2 October, 2024
Security Council reform was one of the subjects dealt with in the UN’s ‘Pact for the Future’ that was comfortably adopted by consensus in the General Assembly on 22 September 2024. The Pact had been promoted by the Organization’s leadership, nurtured by diplomacy ‘facilitated’ by Germany and Namibia, and had easily overcome last-minute Russian opposition. Even one of the usual suspects happy to stand to attention when Moscow snaps its fingers – or at least adopt a posture of friendly neutrality – misbehaved.
The first paragraphs of Chapter V of The Pact for the Future (hopefully called ‘Actions’) suggest that the defense of the status quo on Security Council membership has eroded a little further.
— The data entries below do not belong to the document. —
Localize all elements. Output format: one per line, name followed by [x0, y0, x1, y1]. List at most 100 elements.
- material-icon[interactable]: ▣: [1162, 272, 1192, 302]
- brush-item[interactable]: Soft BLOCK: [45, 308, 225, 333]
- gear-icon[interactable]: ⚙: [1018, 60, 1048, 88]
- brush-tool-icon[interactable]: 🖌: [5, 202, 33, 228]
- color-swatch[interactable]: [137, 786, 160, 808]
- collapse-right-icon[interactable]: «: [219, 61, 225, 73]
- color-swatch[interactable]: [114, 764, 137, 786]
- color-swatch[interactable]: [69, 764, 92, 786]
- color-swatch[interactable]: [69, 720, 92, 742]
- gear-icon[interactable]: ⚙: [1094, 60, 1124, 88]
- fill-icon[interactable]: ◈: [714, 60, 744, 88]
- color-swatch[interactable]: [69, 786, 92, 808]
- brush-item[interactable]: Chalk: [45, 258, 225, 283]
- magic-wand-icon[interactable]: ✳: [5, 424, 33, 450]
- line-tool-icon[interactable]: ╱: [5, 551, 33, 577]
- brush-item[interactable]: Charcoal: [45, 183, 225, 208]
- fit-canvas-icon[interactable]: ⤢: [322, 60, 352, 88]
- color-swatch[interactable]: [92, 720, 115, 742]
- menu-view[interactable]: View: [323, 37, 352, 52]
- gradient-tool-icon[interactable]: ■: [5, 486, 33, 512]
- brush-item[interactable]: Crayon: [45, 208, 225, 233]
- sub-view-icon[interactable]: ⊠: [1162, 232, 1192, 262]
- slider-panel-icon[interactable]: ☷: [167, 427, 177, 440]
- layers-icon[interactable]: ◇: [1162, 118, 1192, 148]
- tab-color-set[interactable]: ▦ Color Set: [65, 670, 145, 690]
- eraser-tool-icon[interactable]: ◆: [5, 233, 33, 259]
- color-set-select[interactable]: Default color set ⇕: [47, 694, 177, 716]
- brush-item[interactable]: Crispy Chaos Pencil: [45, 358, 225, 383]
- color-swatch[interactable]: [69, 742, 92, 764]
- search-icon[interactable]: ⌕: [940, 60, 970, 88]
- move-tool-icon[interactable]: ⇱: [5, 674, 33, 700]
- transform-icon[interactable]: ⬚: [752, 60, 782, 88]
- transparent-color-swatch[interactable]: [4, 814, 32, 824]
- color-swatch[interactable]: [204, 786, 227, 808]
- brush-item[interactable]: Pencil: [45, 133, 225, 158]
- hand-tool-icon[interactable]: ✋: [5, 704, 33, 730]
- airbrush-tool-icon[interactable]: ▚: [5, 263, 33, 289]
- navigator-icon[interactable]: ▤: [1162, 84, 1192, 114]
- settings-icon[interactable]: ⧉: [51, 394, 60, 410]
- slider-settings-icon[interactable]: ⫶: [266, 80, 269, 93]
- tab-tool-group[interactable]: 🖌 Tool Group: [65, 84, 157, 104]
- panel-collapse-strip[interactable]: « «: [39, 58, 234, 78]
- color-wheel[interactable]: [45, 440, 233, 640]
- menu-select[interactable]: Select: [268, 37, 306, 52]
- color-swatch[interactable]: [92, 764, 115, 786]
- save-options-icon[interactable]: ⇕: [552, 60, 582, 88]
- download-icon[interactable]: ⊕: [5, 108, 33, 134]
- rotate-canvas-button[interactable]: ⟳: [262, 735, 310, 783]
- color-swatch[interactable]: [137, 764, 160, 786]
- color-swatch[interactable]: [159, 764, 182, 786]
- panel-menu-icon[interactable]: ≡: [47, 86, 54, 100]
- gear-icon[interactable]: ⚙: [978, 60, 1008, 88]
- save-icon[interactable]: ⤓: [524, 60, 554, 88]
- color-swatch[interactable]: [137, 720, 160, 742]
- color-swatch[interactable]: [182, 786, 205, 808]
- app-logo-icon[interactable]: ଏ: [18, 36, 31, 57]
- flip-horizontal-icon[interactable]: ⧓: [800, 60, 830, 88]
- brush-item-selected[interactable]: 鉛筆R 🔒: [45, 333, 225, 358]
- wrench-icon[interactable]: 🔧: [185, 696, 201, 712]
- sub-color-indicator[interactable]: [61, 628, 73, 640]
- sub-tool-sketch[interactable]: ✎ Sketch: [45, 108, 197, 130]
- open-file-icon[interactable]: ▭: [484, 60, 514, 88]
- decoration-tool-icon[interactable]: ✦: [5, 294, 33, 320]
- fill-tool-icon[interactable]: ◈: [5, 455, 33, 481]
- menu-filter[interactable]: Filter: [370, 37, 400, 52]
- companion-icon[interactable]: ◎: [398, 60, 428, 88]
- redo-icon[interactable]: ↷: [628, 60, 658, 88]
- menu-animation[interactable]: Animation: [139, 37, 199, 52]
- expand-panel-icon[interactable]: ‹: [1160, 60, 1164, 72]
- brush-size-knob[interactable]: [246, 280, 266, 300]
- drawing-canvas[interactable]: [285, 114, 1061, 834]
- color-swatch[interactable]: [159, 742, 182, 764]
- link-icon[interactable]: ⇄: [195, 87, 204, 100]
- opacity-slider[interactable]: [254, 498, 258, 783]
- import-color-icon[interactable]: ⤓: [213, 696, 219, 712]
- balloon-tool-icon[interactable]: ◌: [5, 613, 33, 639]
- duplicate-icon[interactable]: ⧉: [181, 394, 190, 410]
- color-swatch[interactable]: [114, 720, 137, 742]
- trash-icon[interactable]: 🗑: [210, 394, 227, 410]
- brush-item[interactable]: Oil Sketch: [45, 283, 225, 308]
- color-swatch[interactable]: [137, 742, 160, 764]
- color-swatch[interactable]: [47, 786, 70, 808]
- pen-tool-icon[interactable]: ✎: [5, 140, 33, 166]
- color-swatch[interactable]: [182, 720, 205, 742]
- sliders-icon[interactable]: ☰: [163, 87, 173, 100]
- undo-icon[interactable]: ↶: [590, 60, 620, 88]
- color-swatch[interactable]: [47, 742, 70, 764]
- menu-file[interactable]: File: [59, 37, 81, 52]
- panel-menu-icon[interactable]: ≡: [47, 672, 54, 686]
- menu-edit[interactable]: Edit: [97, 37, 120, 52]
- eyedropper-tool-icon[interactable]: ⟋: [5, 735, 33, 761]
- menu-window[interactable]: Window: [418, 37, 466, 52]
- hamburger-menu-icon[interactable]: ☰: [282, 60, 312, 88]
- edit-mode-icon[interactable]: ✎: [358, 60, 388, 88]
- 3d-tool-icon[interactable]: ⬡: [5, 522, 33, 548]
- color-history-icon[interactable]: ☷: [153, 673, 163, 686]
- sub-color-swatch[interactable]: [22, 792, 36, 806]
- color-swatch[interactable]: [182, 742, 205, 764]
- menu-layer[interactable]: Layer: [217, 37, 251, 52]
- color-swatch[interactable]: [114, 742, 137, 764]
For it was agreed that it would be enlarged in order to be more representative, notably by rectification of ‘the historical injustice against Africa’ (Action 39, para. 67a). But this would need somehow to be balanced with ‘effectiveness’. As for the veto on substantive questions of the Permanent 5 (the USA, France, Britain, China and Russia), efforts to resolve this matter would be intensified.
All members of the P5 can be expected to cling tenaciously to both to their permanent seats on the Security Council and their veto power, no more so than Russia, despite the fact that a dozen states make larger contributions to the UN’s regular budget, some of them vastly more. It is worth noting, however, that for Moscow the Pact for the Future presents a more immediate worry – and reinforces its more obvious reasons for clinging to its privileged position on the Security Council. This is the emphasis in the Pact’s preamble on multilateralism in general and international law and human rights in particular, and, moreover, its failure to give any mention at all of the primacy of domestic jurisdiction as provided in Article 2(7) of the UN Charter. At the last moment, therefore, Russia proposed a concluding amendment to its preamble. This affirmed that the UN ‘shall be driven by inter-governmental decision-making’, emphatically honour Article 2(7) of the Charter, and – if I understand it correctly – thereby avoid duplication of effort by multilateral agencies and states’ own governments. (What need is there for the UN to interest itself in human rights abuses in Russia when the Kremlin is quite capable of dealing with this problem itself, even providing snug holiday homes for dissidents in sunny Siberia?)
It is gratifying to note that, partly because of its absurd lateness, the Russian amendment was hopelessly lost. In a recorded vote on a motion for its dismissal proposed by the Congo Republic speaking for the African Group as a whole, 143 voted in favour with only 7 against. In addition to Russia, the usual suspects dutifully lined up behind it: Belarus, Nicaragua, North Korea, Iran, Syria and Sudan, the last named being still suspended from the African Union because of the 2021 coup so unlikely to have felt the pull of African solidarity. China, which was invisible in public discussion of the Congolese motion, abstained, together with 14 other countries, among them Cuba, Iraq, Laos, Malaysia, Pakistan, Saudi Arabia and Sri Lanka.
It is particularly interesting, indeed encouraging, that South Africa was one of the states that voted for the UN Pact for the Future, declining even to abstain on the Russian amendment. For its ANC government had hitherto adopted a policy of friendly neutrality towards Moscow since the invasion of Ukraine and routinely abstained on anti-Russian votes at the UN, partly on the mistaken grounds that the former Soviet Union played an important role in the ending of apartheid. Notable examples include its abstention on the General Assembly resolution in March 2022 that condemned Russian aggression against Ukraine and demanded the immediate withdrawal of its military forces, and then on the subsequent resolution condemning Russia’s annexation of territories in Eastern Ukraine. It also sent only a lowly ‘envoy’ (the South African president’s trouble-shooter, Sydney Mufamadi) to the Summit on Peace in Ukraine in Switzerland in June 2024 and was among the small minority that did not sign its Joint Communiqué on a Peace Framework.
So why did South Africa emphatically desert the Russians on the UN Pact for the Future, passing up even the opportunity to abstain on the Russian amendment under the cover of fairly mixed company? It might well be, as my good friend and former colleague, James Hamill, has suggested to me, that it could reflect the influence of the Democratic Alliance, which had been very critical of the ANC’s pro-Russia policy, in the new Government of National Unity in Pretoria since June 2024. But even without this there are plenty of other reasons. To begin with, any hint of sympathy for the Russian amendment would not only have placed South Africa out of step with African sentiment in general on the Pact but also shown scant respect for the diplomatic labours of its close neighbour Namibia. It was probably not lost on the ANC either that Article 2(7) of the UN Charter, which Russia was flagging up, was precisely the one on which the old apartheid government of South Africa had for decades taken its stand in denying the right of the UN to act against its racist policies at home. Finally, it would be astonishing should South Africa not have seen that it would be a strong candidate for a permanent – albeit non-veto wielding – seat on the Security Council in the Pact’s promise to prioritise righting ‘the historical injustice against Africa’ in reform of what is more than ever a diplomatic institution crucial to international peace and security.